Special to the Sports Paper


Mom, don’t read this.

I must be getting old. More and more, when something happens, it reminds me of something similar happening earlier in my life.

For instance, when I almost rolled the tractor here at Hidden Meadows Golf Course (Old Town, Maine) the other day while I was plowing, it reminded me of my days at Clover Valley Country Club in Port Orchard. I worked there on the grounds crew for two summers while I was on break from college, and came to have a life-long appreciation for how difficult it is to maintain a golf course.

One of my daily duties at Clover Valley was mowing the greens. We had an old Jacobsen triplex that worked a lot better than it looked, and even though it was held together with bailing wire and duct tape, it did the job.

You really had to pay attention when you were mowing the greens at Clover Valley. Several of them had steep banks, and if you weren’t careful when you made your turns, it was questionable if you were going to go forwards or backwards.

I had one such incident early in my mowing career there. The 8th hole at Clover Valley was a 270 yard par 4. The last 150 yards was straight up a hill. I can’t tell you how many times I nearly drove that green, only to have the ball roll all the way back down the hill, leaving a full 150-160 yard blind approach shot. The hill was that steep.

One morning I was mowing that green, and it was the mowing pattern I always dreaded on that hole, the 6-12, which had me in line with the fairway. If you didn’t start your turn before you got off the front of the green, it could be pretty dicey.
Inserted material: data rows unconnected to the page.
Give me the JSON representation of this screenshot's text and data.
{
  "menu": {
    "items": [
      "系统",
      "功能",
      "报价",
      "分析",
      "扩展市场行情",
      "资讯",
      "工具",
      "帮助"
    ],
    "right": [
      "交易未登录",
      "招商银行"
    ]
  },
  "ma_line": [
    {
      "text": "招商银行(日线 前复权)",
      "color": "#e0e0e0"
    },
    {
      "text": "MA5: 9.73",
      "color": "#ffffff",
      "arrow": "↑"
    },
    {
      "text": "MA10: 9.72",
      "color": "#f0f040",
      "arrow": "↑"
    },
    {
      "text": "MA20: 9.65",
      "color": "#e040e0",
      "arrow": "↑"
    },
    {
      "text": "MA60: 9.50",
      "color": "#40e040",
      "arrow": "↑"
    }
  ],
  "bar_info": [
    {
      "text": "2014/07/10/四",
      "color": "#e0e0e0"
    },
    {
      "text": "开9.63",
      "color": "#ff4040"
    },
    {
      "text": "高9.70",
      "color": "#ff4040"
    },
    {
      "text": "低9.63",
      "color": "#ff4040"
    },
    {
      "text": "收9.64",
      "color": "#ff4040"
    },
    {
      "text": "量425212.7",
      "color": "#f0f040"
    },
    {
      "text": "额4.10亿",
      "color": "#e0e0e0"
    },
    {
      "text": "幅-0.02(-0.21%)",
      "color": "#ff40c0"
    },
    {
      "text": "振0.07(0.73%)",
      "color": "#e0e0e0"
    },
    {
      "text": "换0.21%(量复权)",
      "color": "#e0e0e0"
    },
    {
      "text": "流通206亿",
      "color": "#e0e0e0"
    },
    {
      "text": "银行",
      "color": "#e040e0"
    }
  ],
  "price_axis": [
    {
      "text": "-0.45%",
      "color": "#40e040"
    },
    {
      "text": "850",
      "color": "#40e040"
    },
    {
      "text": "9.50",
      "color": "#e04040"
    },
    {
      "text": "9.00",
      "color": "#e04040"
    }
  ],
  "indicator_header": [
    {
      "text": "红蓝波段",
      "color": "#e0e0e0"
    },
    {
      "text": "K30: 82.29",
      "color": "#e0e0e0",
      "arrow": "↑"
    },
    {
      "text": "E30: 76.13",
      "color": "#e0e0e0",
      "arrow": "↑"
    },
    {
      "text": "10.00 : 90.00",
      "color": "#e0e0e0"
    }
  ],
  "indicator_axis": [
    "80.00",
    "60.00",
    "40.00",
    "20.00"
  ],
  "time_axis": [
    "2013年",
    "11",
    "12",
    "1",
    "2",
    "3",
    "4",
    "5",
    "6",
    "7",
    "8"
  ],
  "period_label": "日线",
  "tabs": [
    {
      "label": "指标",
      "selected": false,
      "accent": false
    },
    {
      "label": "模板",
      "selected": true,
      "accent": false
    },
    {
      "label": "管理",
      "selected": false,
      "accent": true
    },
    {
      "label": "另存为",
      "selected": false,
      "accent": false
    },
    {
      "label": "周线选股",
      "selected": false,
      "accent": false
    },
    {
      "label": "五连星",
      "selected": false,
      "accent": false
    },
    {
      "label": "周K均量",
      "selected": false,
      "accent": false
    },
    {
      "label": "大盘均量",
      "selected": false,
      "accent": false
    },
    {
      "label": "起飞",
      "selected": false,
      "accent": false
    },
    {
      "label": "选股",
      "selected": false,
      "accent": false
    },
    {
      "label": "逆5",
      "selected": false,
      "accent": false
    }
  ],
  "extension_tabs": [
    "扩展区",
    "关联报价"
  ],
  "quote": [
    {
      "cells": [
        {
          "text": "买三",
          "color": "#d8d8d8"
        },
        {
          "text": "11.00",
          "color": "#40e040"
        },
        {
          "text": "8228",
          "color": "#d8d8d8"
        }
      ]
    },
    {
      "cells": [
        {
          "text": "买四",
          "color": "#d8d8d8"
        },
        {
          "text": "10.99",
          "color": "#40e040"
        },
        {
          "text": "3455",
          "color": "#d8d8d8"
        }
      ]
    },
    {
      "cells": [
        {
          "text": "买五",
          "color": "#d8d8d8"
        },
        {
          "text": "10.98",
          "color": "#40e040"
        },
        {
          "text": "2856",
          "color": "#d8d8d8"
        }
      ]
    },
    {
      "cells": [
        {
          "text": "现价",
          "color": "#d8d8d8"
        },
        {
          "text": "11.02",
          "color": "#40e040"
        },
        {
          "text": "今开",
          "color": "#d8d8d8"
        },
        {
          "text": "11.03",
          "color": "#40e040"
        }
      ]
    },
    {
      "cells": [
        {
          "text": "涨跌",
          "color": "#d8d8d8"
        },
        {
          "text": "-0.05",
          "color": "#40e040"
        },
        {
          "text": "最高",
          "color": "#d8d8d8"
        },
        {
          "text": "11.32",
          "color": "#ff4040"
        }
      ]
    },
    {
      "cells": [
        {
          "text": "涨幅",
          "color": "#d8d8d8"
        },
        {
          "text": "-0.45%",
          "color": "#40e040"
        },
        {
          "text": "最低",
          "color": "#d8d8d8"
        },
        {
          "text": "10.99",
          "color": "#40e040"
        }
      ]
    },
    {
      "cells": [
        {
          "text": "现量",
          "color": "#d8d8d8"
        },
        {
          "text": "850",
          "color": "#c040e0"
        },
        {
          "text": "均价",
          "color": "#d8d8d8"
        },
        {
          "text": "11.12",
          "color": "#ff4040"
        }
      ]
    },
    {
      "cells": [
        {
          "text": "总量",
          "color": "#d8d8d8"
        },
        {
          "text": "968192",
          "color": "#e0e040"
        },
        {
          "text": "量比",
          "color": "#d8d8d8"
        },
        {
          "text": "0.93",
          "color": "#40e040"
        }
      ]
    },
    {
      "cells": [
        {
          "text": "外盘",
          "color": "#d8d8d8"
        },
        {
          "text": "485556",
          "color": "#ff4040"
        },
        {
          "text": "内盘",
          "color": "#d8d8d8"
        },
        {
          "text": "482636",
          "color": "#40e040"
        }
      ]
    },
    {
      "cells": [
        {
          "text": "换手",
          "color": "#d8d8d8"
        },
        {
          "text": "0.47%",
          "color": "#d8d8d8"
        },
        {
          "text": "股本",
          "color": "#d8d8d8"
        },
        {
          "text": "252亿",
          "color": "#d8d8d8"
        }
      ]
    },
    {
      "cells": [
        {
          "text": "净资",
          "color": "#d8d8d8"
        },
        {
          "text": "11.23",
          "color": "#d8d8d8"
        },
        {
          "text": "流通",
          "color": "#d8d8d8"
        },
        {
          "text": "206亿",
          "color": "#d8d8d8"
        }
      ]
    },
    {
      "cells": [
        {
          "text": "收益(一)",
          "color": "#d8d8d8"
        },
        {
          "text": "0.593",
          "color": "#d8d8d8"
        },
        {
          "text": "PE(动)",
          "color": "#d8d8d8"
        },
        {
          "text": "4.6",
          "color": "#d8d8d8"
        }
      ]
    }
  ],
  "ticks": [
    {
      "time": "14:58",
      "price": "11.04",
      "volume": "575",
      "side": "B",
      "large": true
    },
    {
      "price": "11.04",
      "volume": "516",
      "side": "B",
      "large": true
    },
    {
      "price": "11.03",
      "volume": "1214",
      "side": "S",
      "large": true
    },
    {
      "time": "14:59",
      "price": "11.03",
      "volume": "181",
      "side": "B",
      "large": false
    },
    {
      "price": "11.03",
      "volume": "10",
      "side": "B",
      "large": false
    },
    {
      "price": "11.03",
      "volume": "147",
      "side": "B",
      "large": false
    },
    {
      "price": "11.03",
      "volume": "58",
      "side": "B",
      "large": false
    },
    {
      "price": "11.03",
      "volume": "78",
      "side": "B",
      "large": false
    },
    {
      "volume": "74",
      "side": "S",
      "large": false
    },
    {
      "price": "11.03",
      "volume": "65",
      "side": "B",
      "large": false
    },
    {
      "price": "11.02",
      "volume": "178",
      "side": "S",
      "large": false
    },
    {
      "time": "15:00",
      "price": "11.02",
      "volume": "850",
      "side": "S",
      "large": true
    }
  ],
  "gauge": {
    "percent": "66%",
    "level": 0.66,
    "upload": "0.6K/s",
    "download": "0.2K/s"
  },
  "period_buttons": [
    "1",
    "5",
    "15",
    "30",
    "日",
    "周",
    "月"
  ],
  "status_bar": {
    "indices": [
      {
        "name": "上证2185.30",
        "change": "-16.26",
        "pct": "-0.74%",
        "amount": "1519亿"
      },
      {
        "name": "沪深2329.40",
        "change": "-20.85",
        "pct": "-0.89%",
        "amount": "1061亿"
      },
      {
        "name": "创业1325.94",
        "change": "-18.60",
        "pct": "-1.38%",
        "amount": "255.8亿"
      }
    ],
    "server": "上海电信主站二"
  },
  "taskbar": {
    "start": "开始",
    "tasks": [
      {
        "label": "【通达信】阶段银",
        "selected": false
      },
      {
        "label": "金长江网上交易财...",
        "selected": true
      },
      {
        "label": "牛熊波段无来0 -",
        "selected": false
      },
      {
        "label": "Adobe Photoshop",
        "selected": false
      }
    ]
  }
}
Well, I didn’t start my turn quite soon enough, it was raining (really, in Washington, rain?), and the mower started to go. I rode that mower sliding sideways the entire way to the bottom of that hill. There was no way for me to bail, so I just hung on for dear life. To this day, I have no idea how that thing didn’t roll. There isn’t a roller coaster ride that has scared me anywhere close to as much as I was scared that morning.

After I got to the bottom of hill, I caught my breath, looked around to see if anyone had seen my wild ride (it was 5:30 in the morning and nobody was around, thank goodness), pretended nothing had happened and went back up and finished mowing the green. Fortunately I had a change of clothes in my car, as I needed a new pair of shorts after that.

Over the course of the next month, unbeknownst to the course manager, I took it upon myself to make sure that never happened again. Every day I would mow less and less of the front of that green, and soon there was about four feet less green. I don’t know if anyone ever noticed, but nobody ever said anything. And it created just enough space so that it was a lot safer to turn that mower.

To this day, 37 years later, I still shudder a little bit thinking about that, and just shake my head.

After my second summer working there on the grounds crew, I ended up getting a job as an assistant pro at another course in Port Orchard, and 2 1/2 years later got my first job as a head professional at Clover Valley.

That job also included me being the green superintendent as well. Whenever I was training someone how to mow greens, #8 was the first place we’d go. It was a great way to teach a new person how to respect the mower. It certainly made a life-long impression on me.


Perdue is a 1978 graduate of West Bremerton High School and is co-owner of Hidden Meadows Golf Course.